At Your Accommodations

  • If you have traveled a great distance, give your body a day or two to get over your jet lag.
  • When you arrive at the place you will be staying, unpack your luggage and do a quick check to ensure that everything is there.  If anything is missing, advise your airline immediately.  (It helps to bring a list of your items with you).
  • Check your luggage ID tags.
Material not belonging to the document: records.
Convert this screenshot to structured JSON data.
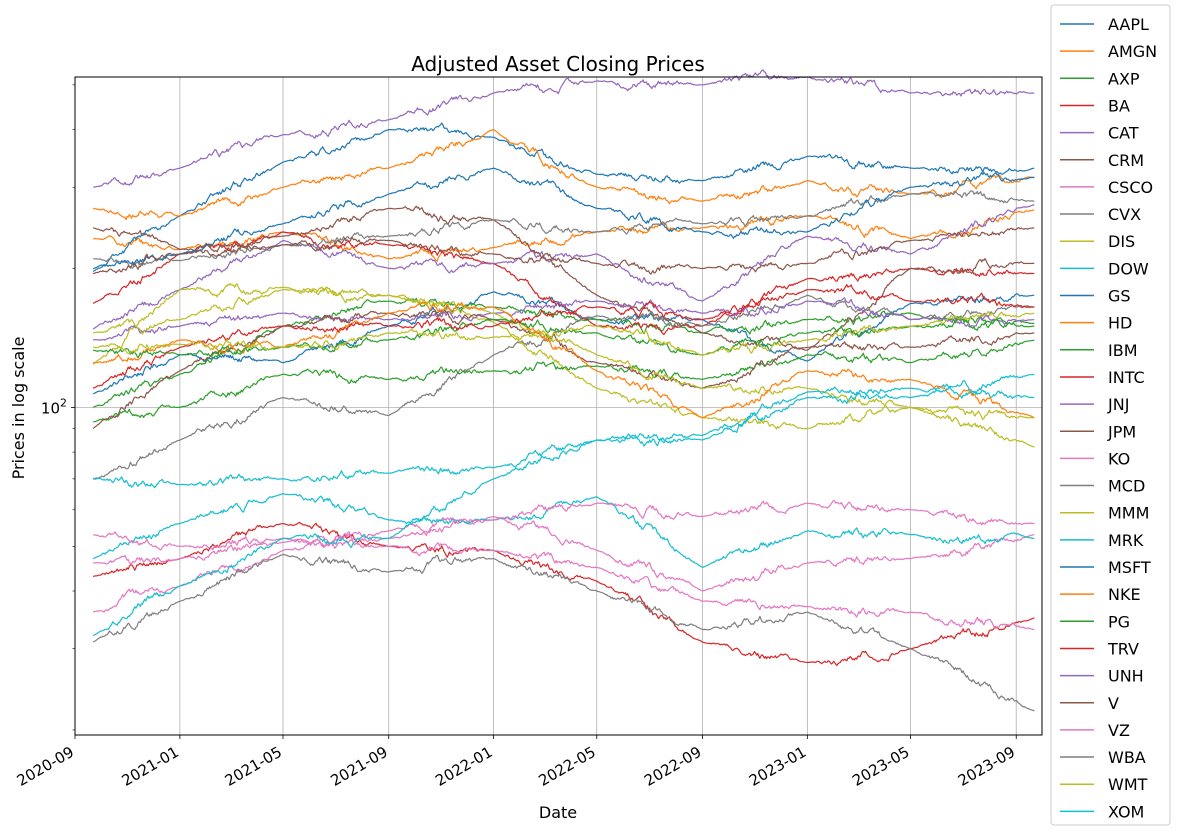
{
  "chart_data": {
    "type": "line",
    "title": "Adjusted Asset Closing Prices",
    "xlabel": "Date",
    "ylabel": "Prices in log scale",
    "y_scale": "log",
    "ylim": [
      19.5,
      520
    ],
    "xlim": [
      "2020-09-01",
      "2023-10-01"
    ],
    "grid": true,
    "legend_position": "right, outside",
    "x_ticks": [
      "2020-09",
      "2021-01",
      "2021-05",
      "2021-09",
      "2022-01",
      "2022-05",
      "2022-09",
      "2023-01",
      "2023-05",
      "2023-09"
    ],
    "y_ticks": [
      {
        "value": 100,
        "base": "10",
        "exp": "2"
      }
    ],
    "series": [
      {
        "name": "AAPL",
        "color": "#1f77b4",
        "x": [
          "2020-09-22",
          "2021-01-01",
          "2021-05-01",
          "2021-09-01",
          "2022-01-01",
          "2022-05-01",
          "2022-09-01",
          "2023-01-01",
          "2023-05-01",
          "2023-09-22"
        ],
        "values": [
          107,
          130,
          125,
          150,
          178,
          155,
          155,
          126,
          168,
          175
        ]
      },
      {
        "name": "AMGN",
        "color": "#ff7f0e",
        "x": [
          "2020-09-22",
          "2021-01-01",
          "2021-05-01",
          "2021-09-01",
          "2022-01-01",
          "2022-05-01",
          "2022-09-01",
          "2023-01-01",
          "2023-05-01",
          "2023-09-22"
        ],
        "values": [
          232,
          220,
          240,
          210,
          222,
          240,
          245,
          260,
          232,
          268
        ]
      },
      {
        "name": "AXP",
        "color": "#2ca02c",
        "x": [
          "2020-09-22",
          "2021-01-01",
          "2021-05-01",
          "2021-09-01",
          "2022-01-01",
          "2022-05-01",
          "2022-09-01",
          "2023-01-01",
          "2023-05-01",
          "2023-09-22"
        ],
        "values": [
          100,
          118,
          150,
          170,
          165,
          155,
          145,
          155,
          160,
          152
        ]
      },
      {
        "name": "BA",
        "color": "#d62728",
        "x": [
          "2020-09-22",
          "2021-01-01",
          "2021-05-01",
          "2021-09-01",
          "2022-01-01",
          "2022-05-01",
          "2022-09-01",
          "2023-01-01",
          "2023-05-01",
          "2023-09-22"
        ],
        "values": [
          168,
          215,
          240,
          225,
          205,
          150,
          150,
          190,
          200,
          195
        ]
      },
      {
        "name": "CAT",
        "color": "#9467bd",
        "x": [
          "2020-09-22",
          "2021-01-01",
          "2021-05-01",
          "2021-09-01",
          "2022-01-01",
          "2022-05-01",
          "2022-09-01",
          "2023-01-01",
          "2023-05-01",
          "2023-09-22"
        ],
        "values": [
          148,
          180,
          230,
          200,
          205,
          215,
          170,
          235,
          215,
          275
        ]
      },
      {
        "name": "CRM",
        "color": "#8c564b",
        "x": [
          "2020-09-22",
          "2021-01-01",
          "2021-05-01",
          "2021-09-01",
          "2022-01-01",
          "2022-05-01",
          "2022-09-01",
          "2023-01-01",
          "2023-05-01",
          "2023-09-22"
        ],
        "values": [
          245,
          220,
          235,
          270,
          255,
          175,
          145,
          133,
          200,
          205
        ]
      },
      {
        "name": "CSCO",
        "color": "#e377c2",
        "x": [
          "2020-09-22",
          "2021-01-01",
          "2021-05-01",
          "2021-09-01",
          "2022-01-01",
          "2022-05-01",
          "2022-09-01",
          "2023-01-01",
          "2023-05-01",
          "2023-09-22"
        ],
        "values": [
          36,
          41,
          49,
          54,
          58,
          49,
          40,
          46,
          47,
          53
        ]
      },
      {
        "name": "CVX",
        "color": "#7f7f7f",
        "x": [
          "2020-09-22",
          "2021-01-01",
          "2021-05-01",
          "2021-09-01",
          "2022-01-01",
          "2022-05-01",
          "2022-09-01",
          "2023-01-01",
          "2023-05-01",
          "2023-09-22"
        ],
        "values": [
          70,
          85,
          105,
          96,
          130,
          158,
          150,
          175,
          155,
          165
        ]
      },
      {
        "name": "DIS",
        "color": "#bcbd22",
        "x": [
          "2020-09-22",
          "2021-01-01",
          "2021-05-01",
          "2021-09-01",
          "2022-01-01",
          "2022-05-01",
          "2022-09-01",
          "2023-01-01",
          "2023-05-01",
          "2023-09-22"
        ],
        "values": [
          124,
          180,
          182,
          175,
          153,
          110,
          95,
          90,
          100,
          82
        ]
      },
      {
        "name": "DOW",
        "color": "#17becf",
        "x": [
          "2020-09-22",
          "2021-01-01",
          "2021-05-01",
          "2021-09-01",
          "2022-01-01",
          "2022-05-01",
          "2022-09-01",
          "2023-01-01",
          "2023-05-01",
          "2023-09-22"
        ],
        "values": [
          47,
          56,
          65,
          57,
          57,
          64,
          45,
          54,
          53,
          52
        ]
      },
      {
        "name": "GS",
        "color": "#1f77b4",
        "x": [
          "2020-09-22",
          "2021-01-01",
          "2021-05-01",
          "2021-09-01",
          "2022-01-01",
          "2022-05-01",
          "2022-09-01",
          "2023-01-01",
          "2023-05-01",
          "2023-09-22"
        ],
        "values": [
          197,
          260,
          340,
          400,
          385,
          320,
          310,
          350,
          330,
          330
        ]
      },
      {
        "name": "HD",
        "color": "#ff7f0e",
        "x": [
          "2020-09-22",
          "2021-01-01",
          "2021-05-01",
          "2021-09-01",
          "2022-01-01",
          "2022-05-01",
          "2022-09-01",
          "2023-01-01",
          "2023-05-01",
          "2023-09-22"
        ],
        "values": [
          270,
          260,
          300,
          330,
          400,
          300,
          280,
          310,
          290,
          315
        ]
      },
      {
        "name": "IBM",
        "color": "#2ca02c",
        "x": [
          "2020-09-22",
          "2021-01-01",
          "2021-05-01",
          "2021-09-01",
          "2022-01-01",
          "2022-05-01",
          "2022-09-01",
          "2023-01-01",
          "2023-05-01",
          "2023-09-22"
        ],
        "values": [
          93,
          100,
          118,
          115,
          120,
          123,
          115,
          130,
          125,
          140
        ]
      },
      {
        "name": "INTC",
        "color": "#d62728",
        "x": [
          "2020-09-22",
          "2021-01-01",
          "2021-05-01",
          "2021-09-01",
          "2022-01-01",
          "2022-05-01",
          "2022-09-01",
          "2023-01-01",
          "2023-05-01",
          "2023-09-22"
        ],
        "values": [
          43,
          47,
          56,
          50,
          49,
          42,
          31,
          28,
          30,
          35
        ]
      },
      {
        "name": "JNJ",
        "color": "#9467bd",
        "x": [
          "2020-09-22",
          "2021-01-01",
          "2021-05-01",
          "2021-09-01",
          "2022-01-01",
          "2022-05-01",
          "2022-09-01",
          "2023-01-01",
          "2023-05-01",
          "2023-09-22"
        ],
        "values": [
          140,
          150,
          160,
          155,
          160,
          170,
          160,
          170,
          155,
          155
        ]
      },
      {
        "name": "JPM",
        "color": "#8c564b",
        "x": [
          "2020-09-22",
          "2021-01-01",
          "2021-05-01",
          "2021-09-01",
          "2022-01-01",
          "2022-05-01",
          "2022-09-01",
          "2023-01-01",
          "2023-05-01",
          "2023-09-22"
        ],
        "values": [
          90,
          120,
          150,
          160,
          155,
          125,
          110,
          135,
          135,
          145
        ]
      },
      {
        "name": "KO",
        "color": "#e377c2",
        "x": [
          "2020-09-22",
          "2021-01-01",
          "2021-05-01",
          "2021-09-01",
          "2022-01-01",
          "2022-05-01",
          "2022-09-01",
          "2023-01-01",
          "2023-05-01",
          "2023-09-22"
        ],
        "values": [
          46,
          47,
          51,
          52,
          57,
          62,
          58,
          62,
          60,
          56
        ]
      },
      {
        "name": "MCD",
        "color": "#7f7f7f",
        "x": [
          "2020-09-22",
          "2021-01-01",
          "2021-05-01",
          "2021-09-01",
          "2022-01-01",
          "2022-05-01",
          "2022-09-01",
          "2023-01-01",
          "2023-05-01",
          "2023-09-22"
        ],
        "values": [
          210,
          208,
          225,
          235,
          255,
          240,
          250,
          260,
          290,
          280
        ]
      },
      {
        "name": "MMM",
        "color": "#bcbd22",
        "x": [
          "2020-09-22",
          "2021-01-01",
          "2021-05-01",
          "2021-09-01",
          "2022-01-01",
          "2022-05-01",
          "2022-09-01",
          "2023-01-01",
          "2023-05-01",
          "2023-09-22"
        ],
        "values": [
          145,
          155,
          180,
          175,
          160,
          130,
          110,
          110,
          100,
          95
        ]
      },
      {
        "name": "MRK",
        "color": "#17becf",
        "x": [
          "2020-09-22",
          "2021-01-01",
          "2021-05-01",
          "2021-09-01",
          "2022-01-01",
          "2022-05-01",
          "2022-09-01",
          "2023-01-01",
          "2023-05-01",
          "2023-09-22"
        ],
        "values": [
          70,
          68,
          70,
          72,
          74,
          85,
          85,
          108,
          110,
          105
        ]
      },
      {
        "name": "MSFT",
        "color": "#1f77b4",
        "x": [
          "2020-09-22",
          "2021-01-01",
          "2021-05-01",
          "2021-09-01",
          "2022-01-01",
          "2022-05-01",
          "2022-09-01",
          "2023-01-01",
          "2023-05-01",
          "2023-09-22"
        ],
        "values": [
          200,
          215,
          250,
          290,
          330,
          270,
          240,
          240,
          300,
          315
        ]
      },
      {
        "name": "NKE",
        "color": "#ff7f0e",
        "x": [
          "2020-09-22",
          "2021-01-01",
          "2021-05-01",
          "2021-09-01",
          "2022-01-01",
          "2022-05-01",
          "2022-09-01",
          "2023-01-01",
          "2023-05-01",
          "2023-09-22"
        ],
        "values": [
          125,
          140,
          135,
          160,
          165,
          120,
          95,
          120,
          115,
          95
        ]
      },
      {
        "name": "PG",
        "color": "#2ca02c",
        "x": [
          "2020-09-22",
          "2021-01-01",
          "2021-05-01",
          "2021-09-01",
          "2022-01-01",
          "2022-05-01",
          "2022-09-01",
          "2023-01-01",
          "2023-05-01",
          "2023-09-22"
        ],
        "values": [
          133,
          130,
          135,
          140,
          155,
          145,
          130,
          145,
          150,
          150
        ]
      },
      {
        "name": "TRV",
        "color": "#d62728",
        "x": [
          "2020-09-22",
          "2021-01-01",
          "2021-05-01",
          "2021-09-01",
          "2022-01-01",
          "2022-05-01",
          "2022-09-01",
          "2023-01-01",
          "2023-05-01",
          "2023-09-22"
        ],
        "values": [
          110,
          135,
          150,
          150,
          150,
          165,
          155,
          180,
          170,
          165
        ]
      },
      {
        "name": "UNH",
        "color": "#9467bd",
        "x": [
          "2020-09-22",
          "2021-01-01",
          "2021-05-01",
          "2021-09-01",
          "2022-01-01",
          "2022-05-01",
          "2022-09-01",
          "2023-01-01",
          "2023-05-01",
          "2023-09-22"
        ],
        "values": [
          300,
          330,
          390,
          420,
          480,
          510,
          500,
          520,
          480,
          480
        ]
      },
      {
        "name": "V",
        "color": "#8c564b",
        "x": [
          "2020-09-22",
          "2021-01-01",
          "2021-05-01",
          "2021-09-01",
          "2022-01-01",
          "2022-05-01",
          "2022-09-01",
          "2023-01-01",
          "2023-05-01",
          "2023-09-22"
        ],
        "values": [
          195,
          215,
          225,
          230,
          215,
          205,
          200,
          205,
          230,
          245
        ]
      },
      {
        "name": "VZ",
        "color": "#e377c2",
        "x": [
          "2020-09-22",
          "2021-01-01",
          "2021-05-01",
          "2021-09-01",
          "2022-01-01",
          "2022-05-01",
          "2022-09-01",
          "2023-01-01",
          "2023-05-01",
          "2023-09-22"
        ],
        "values": [
          53,
          50,
          52,
          50,
          49,
          45,
          38,
          37,
          36,
          33
        ]
      },
      {
        "name": "WBA",
        "color": "#7f7f7f",
        "x": [
          "2020-09-22",
          "2021-01-01",
          "2021-05-01",
          "2021-09-01",
          "2022-01-01",
          "2022-05-01",
          "2022-09-01",
          "2023-01-01",
          "2023-05-01",
          "2023-09-22"
        ],
        "values": [
          31,
          38,
          48,
          44,
          47,
          40,
          33,
          36,
          30,
          22
        ]
      },
      {
        "name": "WMT",
        "color": "#bcbd22",
        "x": [
          "2020-09-22",
          "2021-01-01",
          "2021-05-01",
          "2021-09-01",
          "2022-01-01",
          "2022-05-01",
          "2022-09-01",
          "2023-01-01",
          "2023-05-01",
          "2023-09-22"
        ],
        "values": [
          135,
          137,
          135,
          145,
          142,
          150,
          130,
          140,
          150,
          160
        ]
      },
      {
        "name": "XOM",
        "color": "#17becf",
        "x": [
          "2020-09-22",
          "2021-01-01",
          "2021-05-01",
          "2021-09-01",
          "2022-01-01",
          "2022-05-01",
          "2022-09-01",
          "2023-01-01",
          "2023-05-01",
          "2023-09-22"
        ],
        "values": [
          32,
          41,
          52,
          52,
          70,
          85,
          87,
          105,
          105,
          118
        ]
      }
    ]
  }
}
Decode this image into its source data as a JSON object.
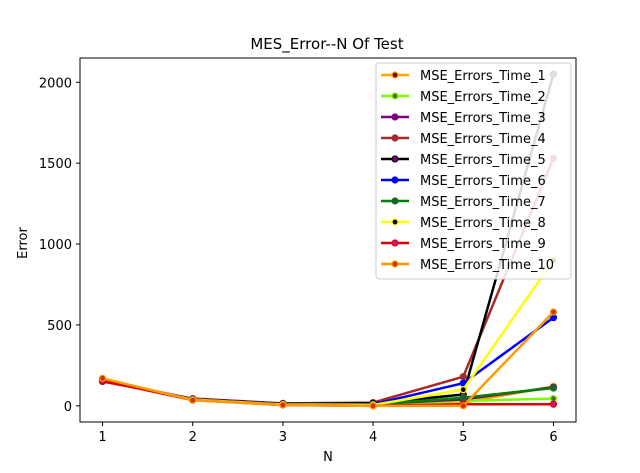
{
  "chart_data": {
    "type": "line",
    "title": "MES_Error--N Of Test",
    "xlabel": "N",
    "ylabel": "Error",
    "x": [
      1,
      2,
      3,
      4,
      5,
      6
    ],
    "xlim": [
      0.75,
      6.25
    ],
    "ylim": [
      -100,
      2150
    ],
    "xticks": [
      1,
      2,
      3,
      4,
      5,
      6
    ],
    "yticks": [
      0,
      500,
      1000,
      1500,
      2000
    ],
    "grid": false,
    "legend_position": "top-right",
    "series": [
      {
        "name": "MSE_Errors_Time_1",
        "color": "#ffa500",
        "marker_color": "#8b0000",
        "values": [
          165,
          40,
          10,
          5,
          20,
          120
        ]
      },
      {
        "name": "MSE_Errors_Time_2",
        "color": "#7cfc00",
        "marker_color": "#556b2f",
        "values": [
          160,
          38,
          8,
          5,
          30,
          45
        ]
      },
      {
        "name": "MSE_Errors_Time_3",
        "color": "#800080",
        "marker_color": "#800080",
        "values": [
          155,
          42,
          12,
          10,
          40,
          115
        ]
      },
      {
        "name": "MSE_Errors_Time_4",
        "color": "#a52a2a",
        "marker_color": "#a52a2a",
        "values": [
          150,
          45,
          15,
          20,
          180,
          1530
        ]
      },
      {
        "name": "MSE_Errors_Time_5",
        "color": "#000000",
        "marker_color": "#800080",
        "values": [
          155,
          40,
          12,
          15,
          70,
          2050
        ]
      },
      {
        "name": "MSE_Errors_Time_6",
        "color": "#0000ff",
        "marker_color": "#0000ff",
        "values": [
          160,
          40,
          10,
          10,
          140,
          545
        ]
      },
      {
        "name": "MSE_Errors_Time_7",
        "color": "#008000",
        "marker_color": "#2f4f4f",
        "values": [
          158,
          38,
          8,
          8,
          50,
          110
        ]
      },
      {
        "name": "MSE_Errors_Time_8",
        "color": "#ffff00",
        "marker_color": "#000000",
        "values": [
          162,
          38,
          8,
          5,
          100,
          900
        ]
      },
      {
        "name": "MSE_Errors_Time_9",
        "color": "#e00000",
        "marker_color": "#c71585",
        "values": [
          155,
          35,
          5,
          0,
          10,
          10
        ]
      },
      {
        "name": "MSE_Errors_Time_10",
        "color": "#ff9900",
        "marker_color": "#cc3300",
        "values": [
          170,
          35,
          5,
          0,
          0,
          580
        ]
      }
    ]
  }
}
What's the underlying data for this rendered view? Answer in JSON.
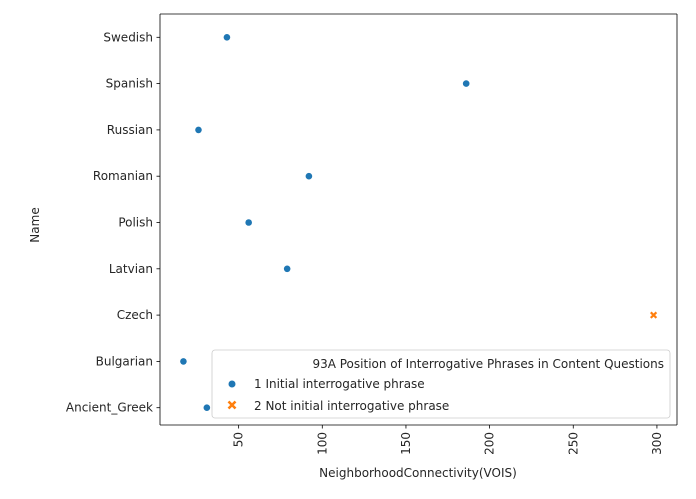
{
  "chart_data": {
    "type": "scatter",
    "xlabel": "NeighborhoodConnectivity(VOIS)",
    "ylabel": "Name",
    "xlim": [
      3,
      312
    ],
    "x_ticks": [
      50,
      100,
      150,
      200,
      250,
      300
    ],
    "x_tick_labels": [
      "50",
      "100",
      "150",
      "200",
      "250",
      "300"
    ],
    "x_tick_rotation": 90,
    "categories": [
      "Swedish",
      "Spanish",
      "Russian",
      "Romanian",
      "Polish",
      "Latvian",
      "Czech",
      "Bulgarian",
      "Ancient_Greek"
    ],
    "grid": false,
    "legend": {
      "title": "93A Position of Interrogative Phrases in Content Questions",
      "placement": "lower-right"
    },
    "series": [
      {
        "name": "1 Initial interrogative phrase",
        "marker": "circle",
        "color": "#1f77b4",
        "points": [
          {
            "x": 43,
            "y": "Swedish"
          },
          {
            "x": 186,
            "y": "Spanish"
          },
          {
            "x": 26,
            "y": "Russian"
          },
          {
            "x": 92,
            "y": "Romanian"
          },
          {
            "x": 56,
            "y": "Polish"
          },
          {
            "x": 79,
            "y": "Latvian"
          },
          {
            "x": 17,
            "y": "Bulgarian"
          },
          {
            "x": 31,
            "y": "Ancient_Greek"
          }
        ]
      },
      {
        "name": "2 Not initial interrogative phrase",
        "marker": "x",
        "color": "#ff7f0e",
        "points": [
          {
            "x": 298,
            "y": "Czech"
          }
        ]
      }
    ]
  }
}
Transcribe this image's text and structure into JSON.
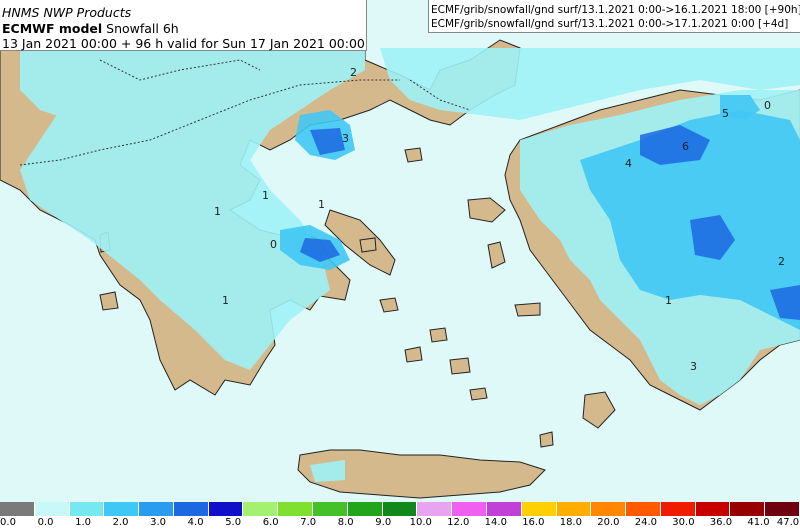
{
  "header": {
    "org": "HNMS NWP Products",
    "model": "ECMWF model",
    "product": "Snowfall 6h",
    "valid": "13 Jan 2021 00:00 + 96 h valid for Sun 17 Jan 2021 00:00"
  },
  "run_info": [
    "ECMF/grib/snowfall/gnd surf/13.1.2021 0:00->16.1.2021 18:00 [+90h]",
    "ECMF/grib/snowfall/gnd surf/13.1.2021 0:00->17.1.2021 0:00 [+4d]"
  ],
  "contour_labels": [
    "2",
    "3",
    "5",
    "0",
    "6",
    "4",
    "1",
    "1",
    "1",
    "0",
    "1",
    "2",
    "1",
    "3"
  ],
  "legend": {
    "labels": [
      "0.0",
      "0.0",
      "1.0",
      "2.0",
      "3.0",
      "4.0",
      "5.0",
      "6.0",
      "7.0",
      "8.0",
      "9.0",
      "10.0",
      "12.0",
      "14.0",
      "16.0",
      "18.0",
      "20.0",
      "24.0",
      "30.0",
      "36.0",
      "41.0",
      "47.0"
    ],
    "colors": [
      "#7a7a7a",
      "#c8f8f8",
      "#78e8f0",
      "#40c8f4",
      "#2a9cf0",
      "#1c68e0",
      "#1010c8",
      "#a4f070",
      "#80e030",
      "#44c028",
      "#22a41c",
      "#10881c",
      "#e8a4f0",
      "#f060f0",
      "#c040d8",
      "#ffd000",
      "#ffae00",
      "#ff8800",
      "#ff5a00",
      "#f01c00",
      "#c80000",
      "#980000",
      "#700010"
    ]
  },
  "colors": {
    "land": "#d4b98c",
    "sea": "#dff8f8",
    "snow_light": "#9ef2f6",
    "snow_mid": "#40c8f4",
    "snow_heavy": "#1c68e0"
  }
}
If any have been torn off or have become unreadable, be sure to replace them.
  • If you are unsure of the water quality, purchase bottled water and use it for drinking and brushing your teeth.
  • If you are staying at a hotel or other paid accommodations, lock your empty luggage, as this is just one measure you can take so that should someone be in your room, they cannot use your luggage to remove your belongings from the hotel.
  • Never leave anything of value in your room such as cash, jewelry, credit cards, camera, car keys etc.  If the room has a small safe, store valuables in there or make alternative arrangements with the hotel security staff.
  • Most hotel rooms have additional locks on the doors.  Use these locks at all times when occupying your room.
  • Never give out your room number to strangers.  Instead, have them call the hotel front desk who will then contact you in your room.
  • Use the do not disturb sign when you are in your room and when you leave (provided the cleaning staff has already visited your room).

When Out and About

  • If you are traveling alone, consider taking group tours instead of sightseeing on your own.  There really is safety in numbers.
  • To steer clear of food poisoning on your travels, avoid seafood, undercooked meats, buffets, raw fruits and vegetables, dairy products and food from street vendors.
  • If you contract food poisoning or diarrhea, remember that these conditions can change the effectiveness of your medication.  Contact your doctor or pharmacist for more information.
  • Try to schedule your activities at a leisurely pace.  Don’t pack every day full with sightseeing and excursions.  Drink plenty of water and schedule in time for proper meal breaks.
  • If using public swimming pools or if you are staying in accommodations with shared bathroom facilities, wear thongs or waterproof shoes to avoid infectious conditions like warts and athlete’s foot.
  • Ask about senior discounts.  Many attractions, excursions and even restaurants will give seniors discounted prices.
  • Dress down when sightseeing.  If you appear to be wealthy by wearing expensive clothing and jewelry, you could attract pickpockets and thieves.
  • Bring a traveler safety belt with you and wear it underneath your clothing.  Carry your money, credits cards and identification in this hidden belt.
  • If you are visiting a highly dangerous locale, you may want to consider carrying a dummy wallet.  Place a small amount of cash (even a fake or expired credit card) in the dummy wallet and if you are unfortunate enough to encounter a mugger or pickpocket, you would hand them the dummy wallet and hopefully they will be satisfied and leave you alone.
  • Ask at the manager or concierge at your front desk if there are any areas to be avoided.  Follow their advice.
  • Be wary of pickpockets.  Warning signs are people changing seats often and walking around suspiciously in waiting areas, loitering in crowded locations, carrying coats or jackets over their arms and intentionally bumping into people.

Traveling is a great experience and these travel tips aren’t meant to scare the senior traveler.  Instead, they are simply provided to ensure that your trip is as enjoyable as possible.  Enjoy your next vacation!